Chapitre 5
Chapitre 5
21 octobre 1944
Sept SS nous sortent de force de la camionnette et nous conduisent vers des wagons situés tout à l'arrière du train. Je serre mes bras contre ma poitrine pour tenter de me réchauffer. En vain. Il faisait tellement froid et humide. Un couple avec son enfant tentaient aussi de se réchauffer en se serrant les uns aux autres.
" J'aimerais tant que vous soyez là papa, maman et toi, mon petit frère..."
Ils me manquent tellement. J'ai mal.
Je marche à vive allure pour ne pas être à la traîne. Je ne veux pas connaître le même sort réservé aux retardataires. Un couple de vieillards en a fait les frais. Abattus sur le champ. Personne n'a osé se retourner d'ailleurs.
Nous arrivons enfin devant les wagons. Les SS ouvrent leurs portes. "Pouah ! Quelle odeur !" Mon Dieu comme ça pue. C'étaient des wagons à bestiaux. Un à un, ils nous forcent à coup de crosse à monter à l'intérieur. C'est affreux. Dedans, une odeur de déjection, de vomi, de cadavre... bref, c'est insupportable, empeste tout le baraquement.
Je me fais bousculer, à mesure que mes autres compatriotes se font pousser par les SS, afin de pouvoir tous nous faire rentrer dans le wagon. C'est à peine si on peut respirer. Juste avant qu'ils ne referment la porte, j’aperçois sous le bras d'une femme, d'autres personnes (probablement juives), descendre du wagon attelé en face du nôtre et "boum ! ", la porte se referme.
Nous avons bien attendu dix minutes, avant que le train ne démarre enfin. La secousse du départ nous a tous fait tanguer, mais nous étions tellement serrés les uns contre les autres que personne n'est tombé. Nous voilà partis, mais où.

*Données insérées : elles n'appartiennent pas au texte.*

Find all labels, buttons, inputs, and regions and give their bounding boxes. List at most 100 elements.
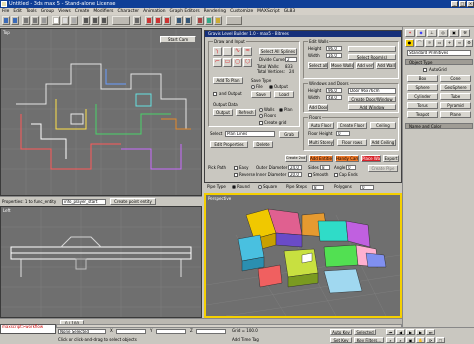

J'aperçois le monsieur de tout à l'heure, celui avec la montre. J'en profite pour regarder l'heure. "13h23". Bon, j'ai toujours faim.
"14h00"
"14h37"
"15h17"
"16h03"
Déjà deux heures et demi environs qu'on voyage, debout, sans pouvoir s'asseoir. J'ai de plus en plus faim, et je ne pense pas être la seule. J'entends le gargouillis des ventres d'autres personnes crier famine également. Un petit garçon se trouve juste en face de moi. Depuis notre départ, il n'a pas bougé. Il est resté collé à sa mère. Il me regarde, inquiet. Je tente un sourire pour le rassurer, mais son regard demeure toujours inquiet.
Je détourne les yeux pour aller les poser plus en avant. Je vois un monsieur donner une sorte de pot, ou peut-être un seau, je ne sais pas, à un autre monsieur. Celui-ci commence par baisser sa braguette et.. "Oh !" Difficile de se retenir depuis le temps que l'on voyage. Le plus étonnant, c'est que personne n'y prête attention. En même temps, étant donné les circonstances, une personne qui fait sa petite affaire comparé à ce qui nous attend une fois le train arrêté... on s'en fiche.
Le train siffle, et commence à ralentir. Il est quelle heure? Mince, je ne vois plus le monsieur. Tant pis. Et où sommes nous ? On ne voit rien.
Nous attendons tous devant la porte. On sait qu'elle va s'ouvrir d'une minute à l'autre.
On attend.
On attend. Toujours rien.
Là, un homme qui regardait à travers une petite ouverture, nous dit que les SS font descendre des wagons pleins de juifs et qu'ils les séparent en trois groupes : les femmes, les hommes et les enfants. Le petit garçon de tout à l'heure commence à pleurer. Il ne veut pas être séparé de ses parents. De nouveau, l'homme nous annonce qu'un SS s'approche de notre baraquement. Mais, contre toute attente, il ne l'ouvre pas. On se sait pas pourquoi. On ne comprenait pas ce qu'ils se disaient entre eux mis à part "Schnell !".
Nous restons un moment sur place, immobilisés. Et j'ai toujours faim.
Et là, le train siffle et se remet à trembler. Ça y est, nous voilà repartis. Mais pour aller où?
Mon monsieur avec la montre, je l'aperçois de nouveau. Il est "17h06".